Nazi's starten terreur in Holland door fusillade van 18 ter dood veroordeelden
- Na het 'sabotageproces' in Den Haag van 4 maart j.l. en de uitgesproken doodvonnissen worden vandaag de achttien ter dood veroordeelden gefusilleerd.
Op donderdag 13 maart 1941 werden op de Waalsdorpervlakte in Den Haag achttien verzetsstrijders gefusilleerd. Vijftien van hen behoorden tot de zogeheten Geuzen. Drie Amsterdamse stakers deelden hun lot.
De Geuzenbeweging had haar bakermat in Vlaardingen en telde daar en in andere plaatsen aan de Nieuwe Waterweg vele leden. In november en december 1940 werden enkele honderden Geuzen door de Duitsers gearresteerd en opgesloten in gevangeniscellen in Scheveningen. Tegen 43 van hen begon op 24 februari 1941, daags voor de Februaristaking, in Den Haag een proces.

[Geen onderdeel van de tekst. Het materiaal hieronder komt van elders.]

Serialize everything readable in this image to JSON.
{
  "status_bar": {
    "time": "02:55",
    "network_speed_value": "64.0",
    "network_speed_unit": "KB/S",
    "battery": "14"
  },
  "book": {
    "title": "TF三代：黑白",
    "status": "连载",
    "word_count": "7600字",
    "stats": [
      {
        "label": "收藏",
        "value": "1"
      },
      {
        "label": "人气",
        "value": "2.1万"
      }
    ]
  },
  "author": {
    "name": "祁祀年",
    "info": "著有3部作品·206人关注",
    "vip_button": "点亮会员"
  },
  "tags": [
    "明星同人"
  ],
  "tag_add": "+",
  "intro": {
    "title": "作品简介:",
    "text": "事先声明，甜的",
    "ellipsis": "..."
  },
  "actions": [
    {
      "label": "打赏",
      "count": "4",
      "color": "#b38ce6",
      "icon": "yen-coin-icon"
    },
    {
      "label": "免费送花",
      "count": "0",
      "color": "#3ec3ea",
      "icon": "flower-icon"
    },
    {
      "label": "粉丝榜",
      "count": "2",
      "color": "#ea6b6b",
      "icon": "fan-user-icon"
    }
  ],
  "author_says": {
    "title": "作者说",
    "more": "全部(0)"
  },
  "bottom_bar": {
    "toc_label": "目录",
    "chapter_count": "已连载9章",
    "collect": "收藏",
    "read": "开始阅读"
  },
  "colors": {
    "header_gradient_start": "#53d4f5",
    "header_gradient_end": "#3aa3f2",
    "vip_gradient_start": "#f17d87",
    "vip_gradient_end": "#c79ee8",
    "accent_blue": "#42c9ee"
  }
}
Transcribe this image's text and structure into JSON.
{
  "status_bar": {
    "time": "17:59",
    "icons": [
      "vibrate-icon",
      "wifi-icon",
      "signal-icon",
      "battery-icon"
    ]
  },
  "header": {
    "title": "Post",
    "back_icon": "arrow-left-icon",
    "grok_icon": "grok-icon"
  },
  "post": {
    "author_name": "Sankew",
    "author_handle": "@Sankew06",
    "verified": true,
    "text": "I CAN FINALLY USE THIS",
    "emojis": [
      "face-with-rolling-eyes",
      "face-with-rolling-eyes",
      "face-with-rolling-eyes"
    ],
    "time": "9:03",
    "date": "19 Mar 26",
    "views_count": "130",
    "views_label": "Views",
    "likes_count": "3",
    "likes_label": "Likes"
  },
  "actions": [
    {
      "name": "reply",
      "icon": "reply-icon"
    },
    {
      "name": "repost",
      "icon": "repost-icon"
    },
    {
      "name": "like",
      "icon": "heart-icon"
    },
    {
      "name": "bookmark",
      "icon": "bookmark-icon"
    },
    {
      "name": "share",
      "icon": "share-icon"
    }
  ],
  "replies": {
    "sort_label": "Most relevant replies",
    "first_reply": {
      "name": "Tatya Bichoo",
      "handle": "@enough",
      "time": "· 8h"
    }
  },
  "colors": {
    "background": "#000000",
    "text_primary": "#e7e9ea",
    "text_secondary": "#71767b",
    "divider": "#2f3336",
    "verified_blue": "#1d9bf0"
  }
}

Hun actie werd door de bezetter erg opgeblazen. De openbare aanklagers eisten zeer zware straffen tegen de Geuzen, die werden beschuldigd van spionage, sabotage en begunstiging van de vijand. Het Kriegsgericht deed op 4 maart uitspraak: achttien Geuzen werden ter dood veroordeeld, anderen kregen tuchthuis- of gevangenisstraffen, zes werden vrijgesproken.
De advocaten van de ter dood veroordeelden dienden gratieverzoeken in. Vrijwel iedereen rekende erop, dat de doodvonnissen niet zouden worden voltrokken; die waren immers buiten proportie.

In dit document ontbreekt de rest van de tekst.